そう簡単にはいかないとはわかっているが、チームは順調な出だしだ。こっちは慎重に手綱を持ったままなのに、他の馬群がずるずると後ろに下がっていっているような……前に逃げ馬が1頭いるけれども。
穴と言われたショートとレフトが攻撃のアクセントになった。選択肢を拡げるだけでなく、想定と準備をしていたことで、その現実を呼び込んでいる。
9回3点差を追いつく。しかも二死2ストライクから中野が粘りに粘って、最後は低め外角球をちょこんとレフト前に合わせ、二走俊足ケインの快走とヘッドスライディングで同点。
そして同点の10回表、木浪が勝ち越し2ランホームラン。この上なく劇的な逆転勝利だった。
長い遅延、長い中断で集中力を欠いてもおかしくなかったが、各打者ともに最後まで諦めずにやり抜いた結果だ。逆転されたものの大竹はなんとか先発の務めは果たしたし、早川、木下も試合を壊さない投球はできた。木下が一発を食らったけれど、藤川球児も通った道だ。
逆に言えば、広島は苦しすぎる。先日の1点差はまだしも、3点差でクロージング失敗はツラい。小園のミスも投手のツラさをなんとかしようと気負ったからとも思える。それでも勝ち越しまでは許さなかったのだから、後攻め圧倒的に優位であるのに、その後の投手も心許ない。モレッタ、ドリスと繋ぎ、なんならまだ勝負できる投手が残る阪神の余裕とは正反対だった。広島からすれば、昨年から7連敗中という圧倒的な合口の悪さもあり、精神的な余裕がなかったのだろう。
だからこそ広島球団総意で「どんな手を使ってでも1つ勝って止める」という断固たる決意があってもよさそうなもの。試合成立していた5回表終了時にコールドゲームにならなかった。それがすべてとも言える。もちろん試合開始後の試合続行については審判団の判断だが、この時期、グラウンドを整備管理する球団の意向を無視することはなかろう。
阪神としては、負けを二度も回避できた試合。おおいにツキがあった。
あとよろ。
コメント
確かに「負けを2度も回避した試合」素晴らしいです。
試合開始遅延あり中断ありの延長でテレビ観戦の我々でさえヘトヘトになるようなゲームでしたが、おそらく開門から入場し、雨にうたれながらも最後まで応援した(およそ球場に7時間近く)、レフト応援席の人達が最後に報われて良かったです。

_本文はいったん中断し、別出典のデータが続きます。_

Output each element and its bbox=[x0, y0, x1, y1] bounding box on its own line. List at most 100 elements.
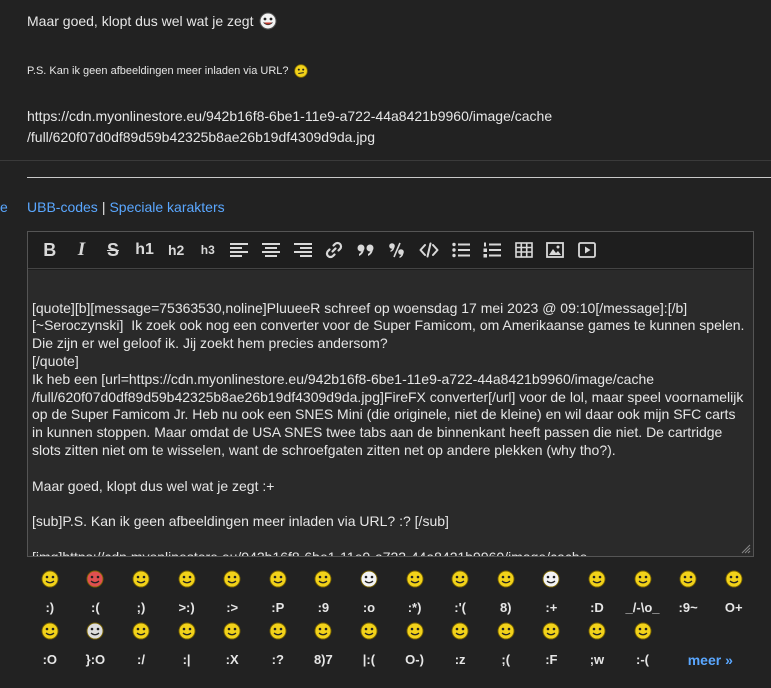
link-icon bbox=[326, 241, 343, 259]
post-line-2-text: P.S. Kan ik geen afbeeldingen meer inlad… bbox=[27, 65, 289, 77]
smiley-confused[interactable]: :? bbox=[255, 622, 301, 668]
smiley-spin[interactable]: :F bbox=[529, 622, 575, 668]
confused-smiley-icon bbox=[269, 622, 287, 640]
more-smileys-link[interactable]: meer » bbox=[688, 652, 733, 668]
cool-smiley-icon bbox=[497, 570, 515, 588]
smiley-code: :9~ bbox=[678, 600, 698, 615]
spoiler-quote-icon bbox=[389, 242, 405, 258]
table-button[interactable] bbox=[508, 235, 540, 265]
smiley-shocked[interactable]: :O bbox=[27, 622, 73, 668]
resize-handle-icon[interactable] bbox=[739, 542, 751, 554]
special-characters-link[interactable]: Speciale karakters bbox=[109, 199, 224, 215]
cropped-link-fragment[interactable]: e bbox=[0, 199, 8, 215]
spoiler-button[interactable] bbox=[382, 235, 414, 265]
smiley-code: 8) bbox=[499, 600, 512, 615]
image-icon bbox=[546, 242, 565, 258]
smiley-unsure[interactable]: :/ bbox=[118, 622, 164, 668]
strikethrough-icon: S bbox=[106, 239, 119, 260]
divider bbox=[27, 177, 771, 178]
love-smiley-icon bbox=[725, 570, 743, 588]
bullet-list-icon bbox=[451, 242, 470, 258]
smiley-sad[interactable]: :( bbox=[73, 570, 119, 615]
video-icon bbox=[577, 242, 596, 258]
ubb-codes-link[interactable]: UBB-codes bbox=[27, 199, 98, 215]
smiley-code: :? bbox=[271, 652, 284, 667]
align-right-button[interactable] bbox=[287, 235, 319, 265]
smiley-love[interactable]: O+ bbox=[711, 570, 757, 615]
smiley-big-grin[interactable]: :D bbox=[574, 570, 620, 615]
smiley-sulk[interactable]: :-( bbox=[620, 622, 666, 668]
align-left-button[interactable] bbox=[224, 235, 256, 265]
smiley-code: _/-\o_ bbox=[625, 600, 660, 615]
smiley-cool[interactable]: 8) bbox=[483, 570, 529, 615]
heading-1-icon: h1 bbox=[135, 241, 154, 258]
numbered-list-button[interactable] bbox=[476, 235, 508, 265]
smiley-drool[interactable]: :9~ bbox=[665, 570, 711, 615]
image-button[interactable] bbox=[540, 235, 572, 265]
smiley-kiss[interactable]: :*) bbox=[392, 570, 438, 615]
sleepy-smiley-icon bbox=[451, 622, 469, 640]
smiley-code: :X bbox=[225, 652, 239, 667]
sad-smiley-icon bbox=[86, 570, 104, 588]
smiley-evil[interactable]: >:) bbox=[164, 570, 210, 615]
strikethrough-button[interactable]: S bbox=[97, 235, 129, 265]
numbered-list-icon bbox=[483, 242, 502, 258]
smiley-surprised-clown[interactable]: :o bbox=[346, 570, 392, 615]
smiley-wave[interactable]: ;w bbox=[574, 622, 620, 668]
heading-1-button[interactable]: h1 bbox=[129, 235, 161, 265]
post-image-url[interactable]: https://cdn.myonlinestore.eu/942b16f8-6b… bbox=[27, 106, 627, 148]
quote-button[interactable] bbox=[350, 235, 382, 265]
smiley-angry-face[interactable]: |:( bbox=[346, 622, 392, 668]
smiley-wink[interactable]: ;) bbox=[118, 570, 164, 615]
smiley-shush[interactable]: :X bbox=[209, 622, 255, 668]
message-text: [quote][b][message=75363530,noline]Pluue… bbox=[32, 299, 745, 556]
align-right-icon bbox=[293, 243, 312, 257]
smiley-pout[interactable]: ;( bbox=[483, 622, 529, 668]
smiley-grin-shy[interactable]: :> bbox=[209, 570, 255, 615]
smiley-smile[interactable]: :) bbox=[27, 570, 73, 615]
smiley-code: :o bbox=[362, 600, 376, 615]
heading-2-icon: h2 bbox=[168, 242, 185, 258]
post-line-1: Maar goed, klopt dus wel wat je zegt bbox=[27, 12, 277, 30]
code-button[interactable] bbox=[413, 235, 445, 265]
smiley-worship[interactable]: _/-\o_ bbox=[620, 570, 666, 615]
wave-smiley-icon bbox=[588, 622, 606, 640]
angel-smiley-icon bbox=[406, 622, 423, 640]
kiss-smiley-icon bbox=[406, 570, 423, 588]
insert-link-button[interactable] bbox=[318, 235, 350, 265]
pout-smiley-icon bbox=[497, 622, 515, 640]
smiley-cry[interactable]: :'( bbox=[437, 570, 483, 615]
smiley-devil[interactable]: }:O bbox=[73, 622, 119, 668]
bullet-list-button[interactable] bbox=[445, 235, 477, 265]
smiley-yummy[interactable]: :9 bbox=[301, 570, 347, 615]
post-line-2: P.S. Kan ik geen afbeeldingen meer inlad… bbox=[27, 64, 308, 78]
quote-icon bbox=[357, 244, 374, 256]
smile-smiley-icon bbox=[41, 570, 59, 588]
smiley-angel[interactable]: O-) bbox=[392, 622, 438, 668]
italic-button[interactable]: I bbox=[66, 235, 98, 265]
angry-face-smiley-icon bbox=[360, 622, 378, 640]
heading-3-button[interactable]: h3 bbox=[192, 235, 224, 265]
smiley-sleepy[interactable]: :z bbox=[437, 622, 483, 668]
smiley-dizzy[interactable]: 8)7 bbox=[301, 622, 347, 668]
message-textarea[interactable]: [quote][b][message=75363530,noline]Pluue… bbox=[28, 270, 753, 556]
bold-icon: B bbox=[43, 239, 57, 260]
smiley-neutral[interactable]: :| bbox=[164, 622, 210, 668]
smiley-code: O-) bbox=[405, 652, 424, 667]
more-smileys-cell: meer » bbox=[665, 622, 755, 668]
table-icon bbox=[514, 242, 533, 258]
shocked-smiley-icon bbox=[41, 622, 59, 640]
big-grin-smiley-icon bbox=[588, 570, 606, 588]
smiley-code: :+ bbox=[545, 600, 558, 615]
unsure-smiley-icon bbox=[132, 622, 150, 640]
smiley-clown[interactable]: :+ bbox=[529, 570, 575, 615]
spin-smiley-icon bbox=[542, 622, 560, 640]
video-button[interactable] bbox=[571, 235, 603, 265]
smiley-code: ;( bbox=[501, 652, 511, 667]
heading-2-button[interactable]: h2 bbox=[160, 235, 192, 265]
smiley-row-2: :O}:O:/:| :X:? 8)7 |:( O-) :z ;( :F ;w:-( meer » bbox=[27, 622, 755, 668]
smiley-code: :D bbox=[590, 600, 604, 615]
smiley-tongue[interactable]: :P bbox=[255, 570, 301, 615]
bold-button[interactable]: B bbox=[34, 235, 66, 265]
align-center-button[interactable] bbox=[255, 235, 287, 265]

9回2死2点差で「あと一球で敗戦」の場面、打者中野の時 テレビの前で「これで打ったらマンガやな」と家族に言っていたら本当に同点打を打ち、更に延長で木浪がツーラン〜最後ドリスが出て来た時は「もう一波乱あるな」と思っていたらアッサリ3凡でクローズ!
「勝ちに不思議な勝ちあり」と言った方もおられますが、まさにそんなゲームで今季を振り返った時に記憶に残るような戦いでした。
選手の疲労も大きいとは思いますが、敗れたカープの選手のダメージの方がはるかに大きいと思います。
モレッタが石井の穴を埋めるべく良い仕事をしているのも大きい!
今日は遥人なので短い時間でねじ伏せるでしょう。